Last week’s issue of Charlie Hebdo, featuring a cartoon of Michel Houllebecq (Bertrand Guay/AFP/Getty Images)
Houellebecq’s sixth novel, Submission, was published last Wednesday, the day of the massacre of 12 people in and outside Charlie Hebdo’s offices. The author of Atomised then cancelled his promotional tour and went into hiding.
In an interview recorded by Canal Plus’s Grand Journal last Thursday, but only broadcast on Monday night, the normally blasé Houellebecq appears grief-stricken at the news of the killings – in particular the death of economist Bernard Maris, a friend.

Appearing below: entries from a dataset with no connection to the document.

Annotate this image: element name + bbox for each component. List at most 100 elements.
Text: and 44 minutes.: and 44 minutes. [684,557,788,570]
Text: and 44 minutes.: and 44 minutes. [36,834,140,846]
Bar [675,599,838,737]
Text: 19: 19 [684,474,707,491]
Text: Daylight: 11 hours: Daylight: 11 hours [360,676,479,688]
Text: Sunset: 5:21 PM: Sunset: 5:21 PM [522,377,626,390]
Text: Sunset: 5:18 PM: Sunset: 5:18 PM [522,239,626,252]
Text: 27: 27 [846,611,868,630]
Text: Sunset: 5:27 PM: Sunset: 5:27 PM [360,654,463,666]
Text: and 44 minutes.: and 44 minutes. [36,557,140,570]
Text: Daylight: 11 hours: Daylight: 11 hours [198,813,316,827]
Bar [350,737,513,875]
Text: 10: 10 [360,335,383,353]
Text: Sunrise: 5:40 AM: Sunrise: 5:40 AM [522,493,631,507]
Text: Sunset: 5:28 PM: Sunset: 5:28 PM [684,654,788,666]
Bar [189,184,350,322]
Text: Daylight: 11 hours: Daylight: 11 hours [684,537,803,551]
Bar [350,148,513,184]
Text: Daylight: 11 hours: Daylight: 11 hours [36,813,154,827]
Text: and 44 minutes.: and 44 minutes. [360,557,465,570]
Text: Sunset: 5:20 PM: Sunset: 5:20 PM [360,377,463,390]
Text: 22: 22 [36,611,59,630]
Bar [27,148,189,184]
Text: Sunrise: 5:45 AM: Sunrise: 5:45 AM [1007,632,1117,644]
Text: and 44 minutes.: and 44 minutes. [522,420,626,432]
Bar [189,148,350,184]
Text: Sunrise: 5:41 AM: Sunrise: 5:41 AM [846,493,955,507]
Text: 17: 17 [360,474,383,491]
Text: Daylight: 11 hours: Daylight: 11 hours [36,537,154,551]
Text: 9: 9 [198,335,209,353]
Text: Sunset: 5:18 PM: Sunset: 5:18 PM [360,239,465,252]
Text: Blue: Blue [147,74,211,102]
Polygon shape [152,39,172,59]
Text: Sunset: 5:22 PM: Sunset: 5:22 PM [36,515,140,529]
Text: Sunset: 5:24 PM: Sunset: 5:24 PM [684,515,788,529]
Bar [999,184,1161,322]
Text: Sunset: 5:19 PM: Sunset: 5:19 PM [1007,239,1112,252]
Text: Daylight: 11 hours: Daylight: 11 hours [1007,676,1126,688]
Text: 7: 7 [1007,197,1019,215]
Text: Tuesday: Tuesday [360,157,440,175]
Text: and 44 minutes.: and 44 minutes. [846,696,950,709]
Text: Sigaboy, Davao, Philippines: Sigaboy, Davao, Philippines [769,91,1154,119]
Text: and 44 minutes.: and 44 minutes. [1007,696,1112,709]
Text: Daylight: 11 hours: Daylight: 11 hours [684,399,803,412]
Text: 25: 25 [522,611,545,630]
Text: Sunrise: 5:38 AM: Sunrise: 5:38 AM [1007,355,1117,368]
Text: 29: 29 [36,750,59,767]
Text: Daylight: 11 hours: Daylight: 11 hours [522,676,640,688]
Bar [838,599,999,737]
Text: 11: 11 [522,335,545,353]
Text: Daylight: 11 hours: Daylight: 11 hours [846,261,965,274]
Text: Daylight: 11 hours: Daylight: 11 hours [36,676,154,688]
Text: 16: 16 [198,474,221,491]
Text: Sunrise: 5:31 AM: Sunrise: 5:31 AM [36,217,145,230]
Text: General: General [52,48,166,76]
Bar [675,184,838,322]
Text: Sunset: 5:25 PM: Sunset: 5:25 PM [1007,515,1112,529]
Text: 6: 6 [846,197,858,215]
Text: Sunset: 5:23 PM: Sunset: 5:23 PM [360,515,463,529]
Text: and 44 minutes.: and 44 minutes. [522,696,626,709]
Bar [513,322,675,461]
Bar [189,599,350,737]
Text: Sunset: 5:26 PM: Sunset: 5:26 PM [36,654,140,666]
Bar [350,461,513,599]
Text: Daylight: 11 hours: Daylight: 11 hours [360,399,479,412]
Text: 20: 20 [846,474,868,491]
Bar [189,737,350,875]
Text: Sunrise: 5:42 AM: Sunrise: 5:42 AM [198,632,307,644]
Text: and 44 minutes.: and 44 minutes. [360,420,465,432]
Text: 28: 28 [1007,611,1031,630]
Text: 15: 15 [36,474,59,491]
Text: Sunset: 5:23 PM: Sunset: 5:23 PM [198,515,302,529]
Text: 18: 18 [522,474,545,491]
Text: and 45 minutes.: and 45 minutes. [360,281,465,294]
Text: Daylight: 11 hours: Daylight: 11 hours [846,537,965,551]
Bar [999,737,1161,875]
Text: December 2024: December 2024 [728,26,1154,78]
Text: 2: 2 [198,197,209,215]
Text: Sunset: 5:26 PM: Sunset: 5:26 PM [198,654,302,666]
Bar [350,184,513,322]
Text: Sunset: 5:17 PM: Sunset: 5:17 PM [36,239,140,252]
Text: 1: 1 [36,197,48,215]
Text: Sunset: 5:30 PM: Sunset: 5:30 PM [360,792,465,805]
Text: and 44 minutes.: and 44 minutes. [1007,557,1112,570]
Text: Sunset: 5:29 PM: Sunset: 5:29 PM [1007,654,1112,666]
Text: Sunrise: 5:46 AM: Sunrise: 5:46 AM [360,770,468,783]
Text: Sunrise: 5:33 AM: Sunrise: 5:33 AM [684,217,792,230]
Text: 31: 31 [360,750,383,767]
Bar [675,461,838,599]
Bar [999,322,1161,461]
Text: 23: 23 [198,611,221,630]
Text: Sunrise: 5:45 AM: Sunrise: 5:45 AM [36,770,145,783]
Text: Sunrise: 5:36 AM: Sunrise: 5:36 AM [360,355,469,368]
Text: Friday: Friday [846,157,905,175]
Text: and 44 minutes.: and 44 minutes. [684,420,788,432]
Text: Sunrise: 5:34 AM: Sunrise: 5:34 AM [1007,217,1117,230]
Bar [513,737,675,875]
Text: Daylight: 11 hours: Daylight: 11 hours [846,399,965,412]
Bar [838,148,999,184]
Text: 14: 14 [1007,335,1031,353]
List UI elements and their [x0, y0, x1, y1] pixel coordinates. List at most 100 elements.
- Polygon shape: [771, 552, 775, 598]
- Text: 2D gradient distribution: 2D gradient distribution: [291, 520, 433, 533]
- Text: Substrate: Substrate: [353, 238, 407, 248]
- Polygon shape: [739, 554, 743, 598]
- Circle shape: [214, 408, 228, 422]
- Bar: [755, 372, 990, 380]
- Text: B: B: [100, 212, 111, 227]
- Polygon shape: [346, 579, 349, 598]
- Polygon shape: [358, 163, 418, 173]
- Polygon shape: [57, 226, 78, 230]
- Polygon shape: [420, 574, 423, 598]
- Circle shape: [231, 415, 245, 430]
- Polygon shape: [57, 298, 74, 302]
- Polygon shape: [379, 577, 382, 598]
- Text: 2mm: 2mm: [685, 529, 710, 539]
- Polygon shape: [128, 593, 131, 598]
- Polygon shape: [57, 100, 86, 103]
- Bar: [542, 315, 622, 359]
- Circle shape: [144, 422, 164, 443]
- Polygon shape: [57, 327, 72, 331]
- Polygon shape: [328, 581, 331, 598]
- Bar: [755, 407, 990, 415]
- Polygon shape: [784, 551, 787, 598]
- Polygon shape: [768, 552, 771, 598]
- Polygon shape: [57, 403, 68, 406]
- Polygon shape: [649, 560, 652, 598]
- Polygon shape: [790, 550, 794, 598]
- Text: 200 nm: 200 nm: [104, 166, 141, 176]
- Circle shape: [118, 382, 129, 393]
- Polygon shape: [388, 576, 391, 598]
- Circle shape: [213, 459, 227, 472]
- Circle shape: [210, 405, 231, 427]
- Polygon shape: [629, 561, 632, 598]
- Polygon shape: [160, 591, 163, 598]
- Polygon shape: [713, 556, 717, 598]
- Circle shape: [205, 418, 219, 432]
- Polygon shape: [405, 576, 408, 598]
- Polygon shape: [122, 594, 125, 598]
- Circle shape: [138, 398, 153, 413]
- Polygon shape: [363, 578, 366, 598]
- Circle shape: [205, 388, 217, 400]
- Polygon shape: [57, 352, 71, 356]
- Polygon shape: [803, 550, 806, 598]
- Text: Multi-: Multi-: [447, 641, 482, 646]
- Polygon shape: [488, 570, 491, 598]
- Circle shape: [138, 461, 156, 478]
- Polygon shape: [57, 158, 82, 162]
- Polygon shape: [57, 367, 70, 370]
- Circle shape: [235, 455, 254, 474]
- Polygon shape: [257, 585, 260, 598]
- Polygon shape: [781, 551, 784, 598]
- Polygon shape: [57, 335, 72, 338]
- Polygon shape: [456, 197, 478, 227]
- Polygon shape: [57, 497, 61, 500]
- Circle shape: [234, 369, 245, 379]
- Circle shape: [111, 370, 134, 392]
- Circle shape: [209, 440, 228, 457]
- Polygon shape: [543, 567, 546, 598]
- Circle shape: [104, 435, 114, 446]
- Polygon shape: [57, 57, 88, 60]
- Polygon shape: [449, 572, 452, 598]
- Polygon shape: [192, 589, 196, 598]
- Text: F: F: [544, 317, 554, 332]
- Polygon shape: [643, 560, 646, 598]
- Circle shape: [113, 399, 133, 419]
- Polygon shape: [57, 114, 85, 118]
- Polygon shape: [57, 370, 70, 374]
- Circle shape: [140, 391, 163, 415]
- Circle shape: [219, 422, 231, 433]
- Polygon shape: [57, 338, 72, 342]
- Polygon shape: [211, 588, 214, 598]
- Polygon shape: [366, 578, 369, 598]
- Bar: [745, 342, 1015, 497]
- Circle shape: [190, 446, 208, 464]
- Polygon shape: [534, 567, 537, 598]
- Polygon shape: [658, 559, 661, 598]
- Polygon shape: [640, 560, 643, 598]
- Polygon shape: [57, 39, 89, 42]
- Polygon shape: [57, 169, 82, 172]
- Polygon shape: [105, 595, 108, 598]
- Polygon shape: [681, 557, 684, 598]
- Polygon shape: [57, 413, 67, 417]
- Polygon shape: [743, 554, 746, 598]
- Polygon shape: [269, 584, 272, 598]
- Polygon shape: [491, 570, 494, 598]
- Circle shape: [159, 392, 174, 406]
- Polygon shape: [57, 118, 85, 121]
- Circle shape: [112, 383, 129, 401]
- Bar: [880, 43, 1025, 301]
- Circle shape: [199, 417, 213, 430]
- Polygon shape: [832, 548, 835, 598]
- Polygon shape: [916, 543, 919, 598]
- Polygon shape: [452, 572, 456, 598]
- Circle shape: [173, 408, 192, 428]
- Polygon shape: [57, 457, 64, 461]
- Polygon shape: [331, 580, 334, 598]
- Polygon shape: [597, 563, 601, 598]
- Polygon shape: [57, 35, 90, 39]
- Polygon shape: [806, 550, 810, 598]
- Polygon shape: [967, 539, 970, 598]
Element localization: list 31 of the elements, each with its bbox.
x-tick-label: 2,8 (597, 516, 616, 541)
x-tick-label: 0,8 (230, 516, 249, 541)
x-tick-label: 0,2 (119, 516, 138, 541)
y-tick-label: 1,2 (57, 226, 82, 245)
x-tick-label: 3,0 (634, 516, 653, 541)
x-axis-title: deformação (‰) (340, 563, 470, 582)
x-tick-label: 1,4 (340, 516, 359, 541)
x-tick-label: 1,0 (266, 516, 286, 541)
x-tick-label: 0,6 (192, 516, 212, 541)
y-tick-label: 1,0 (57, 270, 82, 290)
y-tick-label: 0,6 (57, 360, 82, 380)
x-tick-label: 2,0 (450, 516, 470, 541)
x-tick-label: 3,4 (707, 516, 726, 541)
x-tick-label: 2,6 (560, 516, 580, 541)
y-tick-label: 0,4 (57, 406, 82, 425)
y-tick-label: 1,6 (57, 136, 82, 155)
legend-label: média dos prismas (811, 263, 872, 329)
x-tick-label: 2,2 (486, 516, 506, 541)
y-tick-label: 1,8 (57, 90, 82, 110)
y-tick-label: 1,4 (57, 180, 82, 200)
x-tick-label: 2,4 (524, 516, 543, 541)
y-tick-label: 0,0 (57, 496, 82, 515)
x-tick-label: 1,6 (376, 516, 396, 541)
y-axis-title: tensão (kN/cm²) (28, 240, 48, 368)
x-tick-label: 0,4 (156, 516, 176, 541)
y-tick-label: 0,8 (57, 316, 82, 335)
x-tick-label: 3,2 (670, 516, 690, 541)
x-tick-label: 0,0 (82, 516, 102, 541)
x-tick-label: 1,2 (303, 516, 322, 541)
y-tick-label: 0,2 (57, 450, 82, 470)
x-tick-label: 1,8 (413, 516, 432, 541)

Barely able to speak, he says: “Yes, I am Charlie. This is the first time in my life that someone I know has been assassinated.”
Houellebecq decided to leave Paris after he heard about the killings.
Bernard Maris, 68, was a respected Left-wing economist and contributor to Charlie Hebdo who admired Houellebecq, even paying tribute to the author in a work called: “Houellebecq Economist”.
“We were supposed to take part in a debate at the end of March because he was about to publish a new book,” said Houellebecq.
“I am stopping the promotion [of Submission] because I don’t want to talk about my book at the moment. I am not in good shape,” he said.